The Arcadia City Council approved the award of the construction contract for the Annie and Mary trail connectivity project to Granite Construction Company during the consent calendar on Wednesday.
Environmental Services Director Emily Sinkhorn told council the roughly 3.5‑mile Class I trail will connect the city’s southern and northern trail segments, extend the Bay Trail through north Arcadia, and provide a separated route to the Mad River riparian corridor. The staff presentation noted the project includes a key Caltrans‑coordinated upgrade to the 299 overpass to add pedestrian and bicycle facilities and a planned connection to new campus housing at Cal Poly Humboldt.
Sinkhorn said the city received competitive bids and recommended Granite Construction as the lowest responsible bidder. She described a project funding package that includes state grants and partnerships—Cal Poly Humboldt, the Yurok Indian Housing Authority and a Humboldt Bay Municipal Water District easement were listed in the presentation as contributors or partners.
Staff said construction was expected to begin this fall and would likely take at least two construction seasons; the southernmost section linking to new student housing was prioritized for earlier completion so students could use the route. The presentation described the effort as a multi‑year city priority with prior design, right‑of‑way and easement work completed and grants secured for construction.
The consent motion to award the contract passed without a separate roll call discussion; the contract amount was read into the record earlier in the meeting but the number in the verbal reading was garbled in the transcript and is not specified in the staff presentation included in the public record.

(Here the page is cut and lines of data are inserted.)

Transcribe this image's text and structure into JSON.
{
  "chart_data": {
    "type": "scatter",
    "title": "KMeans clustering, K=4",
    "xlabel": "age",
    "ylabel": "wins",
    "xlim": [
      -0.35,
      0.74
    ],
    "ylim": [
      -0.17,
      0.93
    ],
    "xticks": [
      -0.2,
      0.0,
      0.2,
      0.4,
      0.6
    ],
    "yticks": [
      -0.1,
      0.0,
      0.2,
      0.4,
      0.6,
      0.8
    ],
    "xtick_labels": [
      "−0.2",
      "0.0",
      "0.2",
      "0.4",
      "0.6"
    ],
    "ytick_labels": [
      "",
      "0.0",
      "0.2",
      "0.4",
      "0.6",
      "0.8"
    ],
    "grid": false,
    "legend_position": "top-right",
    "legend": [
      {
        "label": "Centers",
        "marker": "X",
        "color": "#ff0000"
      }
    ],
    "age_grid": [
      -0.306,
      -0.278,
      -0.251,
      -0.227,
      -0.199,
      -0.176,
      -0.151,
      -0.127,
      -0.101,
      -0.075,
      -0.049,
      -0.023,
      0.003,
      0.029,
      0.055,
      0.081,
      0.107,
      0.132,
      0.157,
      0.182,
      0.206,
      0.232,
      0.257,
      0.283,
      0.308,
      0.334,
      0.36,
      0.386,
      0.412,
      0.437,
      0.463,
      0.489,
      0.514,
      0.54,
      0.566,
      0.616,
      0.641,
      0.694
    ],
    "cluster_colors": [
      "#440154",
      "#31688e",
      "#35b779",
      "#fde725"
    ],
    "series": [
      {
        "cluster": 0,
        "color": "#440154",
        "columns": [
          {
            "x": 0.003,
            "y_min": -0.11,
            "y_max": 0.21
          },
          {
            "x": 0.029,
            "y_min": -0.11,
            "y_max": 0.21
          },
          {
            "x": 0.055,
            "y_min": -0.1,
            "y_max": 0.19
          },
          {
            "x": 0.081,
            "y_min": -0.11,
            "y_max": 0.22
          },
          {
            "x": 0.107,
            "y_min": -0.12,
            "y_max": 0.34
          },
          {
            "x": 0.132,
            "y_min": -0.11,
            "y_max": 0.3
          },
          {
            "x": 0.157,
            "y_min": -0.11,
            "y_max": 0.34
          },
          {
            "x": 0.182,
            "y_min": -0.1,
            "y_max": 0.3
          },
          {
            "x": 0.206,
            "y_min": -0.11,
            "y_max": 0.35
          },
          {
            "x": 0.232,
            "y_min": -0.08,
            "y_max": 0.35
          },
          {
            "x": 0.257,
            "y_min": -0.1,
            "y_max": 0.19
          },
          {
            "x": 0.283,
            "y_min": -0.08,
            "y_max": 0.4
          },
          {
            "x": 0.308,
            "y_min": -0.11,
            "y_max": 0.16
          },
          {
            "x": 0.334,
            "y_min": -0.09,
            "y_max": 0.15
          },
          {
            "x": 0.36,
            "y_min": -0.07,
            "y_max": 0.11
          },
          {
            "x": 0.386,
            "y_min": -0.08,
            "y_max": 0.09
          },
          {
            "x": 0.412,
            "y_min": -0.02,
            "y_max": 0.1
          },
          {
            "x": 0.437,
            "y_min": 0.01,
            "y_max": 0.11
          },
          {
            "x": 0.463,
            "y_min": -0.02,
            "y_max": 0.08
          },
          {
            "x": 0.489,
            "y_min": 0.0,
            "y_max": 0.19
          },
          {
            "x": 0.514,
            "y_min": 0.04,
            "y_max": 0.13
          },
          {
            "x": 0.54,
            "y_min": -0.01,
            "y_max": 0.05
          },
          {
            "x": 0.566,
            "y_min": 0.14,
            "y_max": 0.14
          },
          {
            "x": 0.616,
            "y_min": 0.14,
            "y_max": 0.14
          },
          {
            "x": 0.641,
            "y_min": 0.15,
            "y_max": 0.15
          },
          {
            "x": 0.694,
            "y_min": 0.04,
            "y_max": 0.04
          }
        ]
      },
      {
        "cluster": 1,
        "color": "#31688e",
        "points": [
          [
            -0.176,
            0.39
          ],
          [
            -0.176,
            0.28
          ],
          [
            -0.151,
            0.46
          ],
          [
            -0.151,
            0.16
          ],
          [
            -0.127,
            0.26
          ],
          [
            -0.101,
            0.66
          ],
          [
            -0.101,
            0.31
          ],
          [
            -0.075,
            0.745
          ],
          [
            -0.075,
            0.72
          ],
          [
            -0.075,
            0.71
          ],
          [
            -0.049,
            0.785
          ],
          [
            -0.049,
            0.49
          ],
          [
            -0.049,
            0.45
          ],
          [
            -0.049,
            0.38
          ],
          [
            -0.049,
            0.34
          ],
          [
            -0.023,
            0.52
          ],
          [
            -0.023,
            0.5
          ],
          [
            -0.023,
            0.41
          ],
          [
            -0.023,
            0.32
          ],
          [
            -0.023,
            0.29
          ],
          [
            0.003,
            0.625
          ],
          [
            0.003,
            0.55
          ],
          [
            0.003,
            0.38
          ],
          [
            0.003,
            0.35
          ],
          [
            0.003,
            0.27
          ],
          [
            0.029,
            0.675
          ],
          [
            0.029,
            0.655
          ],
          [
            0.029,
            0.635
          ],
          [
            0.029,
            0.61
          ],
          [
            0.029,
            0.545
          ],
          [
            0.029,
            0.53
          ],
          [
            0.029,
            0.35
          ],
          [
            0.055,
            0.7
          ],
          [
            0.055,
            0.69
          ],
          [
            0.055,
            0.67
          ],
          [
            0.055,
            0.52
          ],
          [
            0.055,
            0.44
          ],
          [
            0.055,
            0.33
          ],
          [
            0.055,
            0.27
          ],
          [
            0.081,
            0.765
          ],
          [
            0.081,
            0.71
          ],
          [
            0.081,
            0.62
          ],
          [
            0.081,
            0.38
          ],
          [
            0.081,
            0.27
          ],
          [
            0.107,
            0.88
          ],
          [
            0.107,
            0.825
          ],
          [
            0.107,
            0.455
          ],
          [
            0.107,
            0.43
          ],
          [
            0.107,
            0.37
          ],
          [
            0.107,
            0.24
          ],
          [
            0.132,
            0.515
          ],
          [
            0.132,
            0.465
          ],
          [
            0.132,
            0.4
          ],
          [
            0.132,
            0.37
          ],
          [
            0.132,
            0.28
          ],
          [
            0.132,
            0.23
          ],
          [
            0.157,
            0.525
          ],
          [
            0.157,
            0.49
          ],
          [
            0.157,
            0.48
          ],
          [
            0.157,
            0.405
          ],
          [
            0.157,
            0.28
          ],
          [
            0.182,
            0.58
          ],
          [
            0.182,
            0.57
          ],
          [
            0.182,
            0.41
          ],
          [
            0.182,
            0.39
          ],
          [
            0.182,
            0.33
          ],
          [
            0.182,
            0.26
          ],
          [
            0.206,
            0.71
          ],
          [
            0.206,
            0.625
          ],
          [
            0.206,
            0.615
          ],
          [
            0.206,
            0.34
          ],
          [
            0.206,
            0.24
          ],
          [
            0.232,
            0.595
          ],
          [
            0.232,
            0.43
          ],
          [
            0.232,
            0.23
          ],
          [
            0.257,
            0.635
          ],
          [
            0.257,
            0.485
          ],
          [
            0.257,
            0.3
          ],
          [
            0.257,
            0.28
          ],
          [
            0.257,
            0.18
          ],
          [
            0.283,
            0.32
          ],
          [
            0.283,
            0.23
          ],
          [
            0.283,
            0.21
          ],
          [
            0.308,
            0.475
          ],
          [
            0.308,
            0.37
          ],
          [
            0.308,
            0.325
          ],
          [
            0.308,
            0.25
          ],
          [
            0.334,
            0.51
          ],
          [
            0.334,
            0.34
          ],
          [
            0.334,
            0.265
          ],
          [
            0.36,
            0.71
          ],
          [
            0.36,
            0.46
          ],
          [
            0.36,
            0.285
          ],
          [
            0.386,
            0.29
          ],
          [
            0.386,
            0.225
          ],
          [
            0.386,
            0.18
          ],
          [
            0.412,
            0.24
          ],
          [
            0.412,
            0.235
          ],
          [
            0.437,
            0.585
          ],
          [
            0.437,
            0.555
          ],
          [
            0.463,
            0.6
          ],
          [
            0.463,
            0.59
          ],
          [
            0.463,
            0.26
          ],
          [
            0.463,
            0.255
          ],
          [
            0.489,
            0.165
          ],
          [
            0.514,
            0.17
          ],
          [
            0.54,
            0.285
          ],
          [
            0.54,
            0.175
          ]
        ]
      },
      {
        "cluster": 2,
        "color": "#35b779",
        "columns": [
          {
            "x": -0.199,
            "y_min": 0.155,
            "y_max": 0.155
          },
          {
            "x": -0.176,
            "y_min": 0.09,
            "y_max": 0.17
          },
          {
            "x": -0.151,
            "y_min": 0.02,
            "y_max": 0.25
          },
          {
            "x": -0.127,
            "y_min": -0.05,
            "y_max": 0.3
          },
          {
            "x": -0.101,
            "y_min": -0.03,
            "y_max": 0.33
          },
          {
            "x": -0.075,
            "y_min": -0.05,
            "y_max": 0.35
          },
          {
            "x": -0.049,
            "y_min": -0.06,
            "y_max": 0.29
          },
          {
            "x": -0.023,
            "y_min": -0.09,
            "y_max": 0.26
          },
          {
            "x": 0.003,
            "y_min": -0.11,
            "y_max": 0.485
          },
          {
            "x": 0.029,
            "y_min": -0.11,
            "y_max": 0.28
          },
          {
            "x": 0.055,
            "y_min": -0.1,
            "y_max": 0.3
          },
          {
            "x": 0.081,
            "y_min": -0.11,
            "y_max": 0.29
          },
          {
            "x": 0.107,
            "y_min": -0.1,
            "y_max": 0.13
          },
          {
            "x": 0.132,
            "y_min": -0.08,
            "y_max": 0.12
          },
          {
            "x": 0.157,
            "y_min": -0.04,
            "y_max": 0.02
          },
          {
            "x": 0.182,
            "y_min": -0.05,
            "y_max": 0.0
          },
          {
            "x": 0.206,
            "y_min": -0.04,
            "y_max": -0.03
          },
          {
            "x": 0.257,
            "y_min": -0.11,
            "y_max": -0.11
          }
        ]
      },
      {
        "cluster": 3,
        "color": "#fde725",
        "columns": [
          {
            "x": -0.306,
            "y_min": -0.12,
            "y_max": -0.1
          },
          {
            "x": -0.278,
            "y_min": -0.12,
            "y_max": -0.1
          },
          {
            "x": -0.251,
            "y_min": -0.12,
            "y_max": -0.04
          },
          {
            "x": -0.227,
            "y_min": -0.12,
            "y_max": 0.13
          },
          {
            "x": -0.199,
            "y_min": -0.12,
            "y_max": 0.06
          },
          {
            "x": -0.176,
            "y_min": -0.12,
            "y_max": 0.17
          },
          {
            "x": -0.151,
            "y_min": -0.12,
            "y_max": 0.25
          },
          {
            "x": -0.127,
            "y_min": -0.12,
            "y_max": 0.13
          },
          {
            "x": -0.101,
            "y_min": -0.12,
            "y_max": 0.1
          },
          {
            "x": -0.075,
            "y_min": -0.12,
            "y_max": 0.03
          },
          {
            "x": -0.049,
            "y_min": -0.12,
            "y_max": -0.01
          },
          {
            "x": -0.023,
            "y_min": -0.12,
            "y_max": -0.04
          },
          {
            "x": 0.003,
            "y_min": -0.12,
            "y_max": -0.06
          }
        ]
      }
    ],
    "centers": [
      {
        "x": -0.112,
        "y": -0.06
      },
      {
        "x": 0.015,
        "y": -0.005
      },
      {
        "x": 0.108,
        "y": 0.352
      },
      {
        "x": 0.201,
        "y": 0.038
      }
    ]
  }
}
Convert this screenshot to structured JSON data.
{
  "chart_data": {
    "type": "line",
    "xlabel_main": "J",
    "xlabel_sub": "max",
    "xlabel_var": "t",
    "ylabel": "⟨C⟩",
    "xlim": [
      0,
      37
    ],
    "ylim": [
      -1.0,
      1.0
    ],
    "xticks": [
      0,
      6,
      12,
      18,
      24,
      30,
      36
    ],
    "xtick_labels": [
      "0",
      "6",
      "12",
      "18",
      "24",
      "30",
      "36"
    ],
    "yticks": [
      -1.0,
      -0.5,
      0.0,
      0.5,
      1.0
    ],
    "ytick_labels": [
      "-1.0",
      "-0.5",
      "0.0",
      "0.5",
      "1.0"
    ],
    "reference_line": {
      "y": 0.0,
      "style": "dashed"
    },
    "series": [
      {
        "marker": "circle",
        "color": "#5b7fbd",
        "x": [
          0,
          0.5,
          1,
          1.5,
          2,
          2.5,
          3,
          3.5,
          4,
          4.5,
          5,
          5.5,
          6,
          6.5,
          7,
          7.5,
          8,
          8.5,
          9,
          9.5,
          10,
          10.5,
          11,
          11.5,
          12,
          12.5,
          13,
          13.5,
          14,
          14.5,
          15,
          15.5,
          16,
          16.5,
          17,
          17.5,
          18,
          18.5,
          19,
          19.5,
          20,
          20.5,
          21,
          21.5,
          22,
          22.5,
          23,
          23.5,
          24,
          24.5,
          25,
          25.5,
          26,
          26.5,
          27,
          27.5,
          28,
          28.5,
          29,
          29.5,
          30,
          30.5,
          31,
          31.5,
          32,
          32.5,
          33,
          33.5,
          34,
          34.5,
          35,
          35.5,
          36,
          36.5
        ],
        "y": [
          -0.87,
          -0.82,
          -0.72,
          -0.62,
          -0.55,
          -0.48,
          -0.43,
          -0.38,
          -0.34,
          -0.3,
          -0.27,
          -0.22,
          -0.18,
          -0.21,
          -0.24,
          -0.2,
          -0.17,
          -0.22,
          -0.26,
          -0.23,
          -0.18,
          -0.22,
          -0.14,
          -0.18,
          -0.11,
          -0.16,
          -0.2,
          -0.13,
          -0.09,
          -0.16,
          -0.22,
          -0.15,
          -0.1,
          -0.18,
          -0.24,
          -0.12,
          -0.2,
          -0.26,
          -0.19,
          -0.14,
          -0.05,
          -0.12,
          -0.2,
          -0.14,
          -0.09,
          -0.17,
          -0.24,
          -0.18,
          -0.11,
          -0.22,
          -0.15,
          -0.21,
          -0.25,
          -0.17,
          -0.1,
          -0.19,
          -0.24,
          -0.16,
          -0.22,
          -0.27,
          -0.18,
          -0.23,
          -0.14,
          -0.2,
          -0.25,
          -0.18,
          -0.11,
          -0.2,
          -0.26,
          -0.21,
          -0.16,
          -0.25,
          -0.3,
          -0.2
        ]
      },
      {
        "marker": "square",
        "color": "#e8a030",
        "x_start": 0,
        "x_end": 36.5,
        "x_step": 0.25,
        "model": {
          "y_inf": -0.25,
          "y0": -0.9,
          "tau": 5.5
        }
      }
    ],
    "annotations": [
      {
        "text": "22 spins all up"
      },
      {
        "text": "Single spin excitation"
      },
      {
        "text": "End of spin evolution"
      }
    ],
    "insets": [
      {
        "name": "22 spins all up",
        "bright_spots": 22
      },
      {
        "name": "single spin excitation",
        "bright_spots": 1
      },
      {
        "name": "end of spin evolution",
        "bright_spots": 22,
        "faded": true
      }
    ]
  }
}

The staff presentation lists state grant funding and partner contributions but did not present a single consolidated city expenditure figure during the meeting.
Why it matters: the trail will provide a separated walking and biking corridor linking neighborhoods, campus housing and regional trails; staff said the project is grant‑driven and will enter construction pending final contract and mobilization.
What’s next: staff will manage contractor mobilization, coordinate Caltrans overpass improvements, and work toward staged openings—staff said one early southern segment is intended to open for Cal Poly Humboldt students while full trail completion will follow in subsequent construction seasons.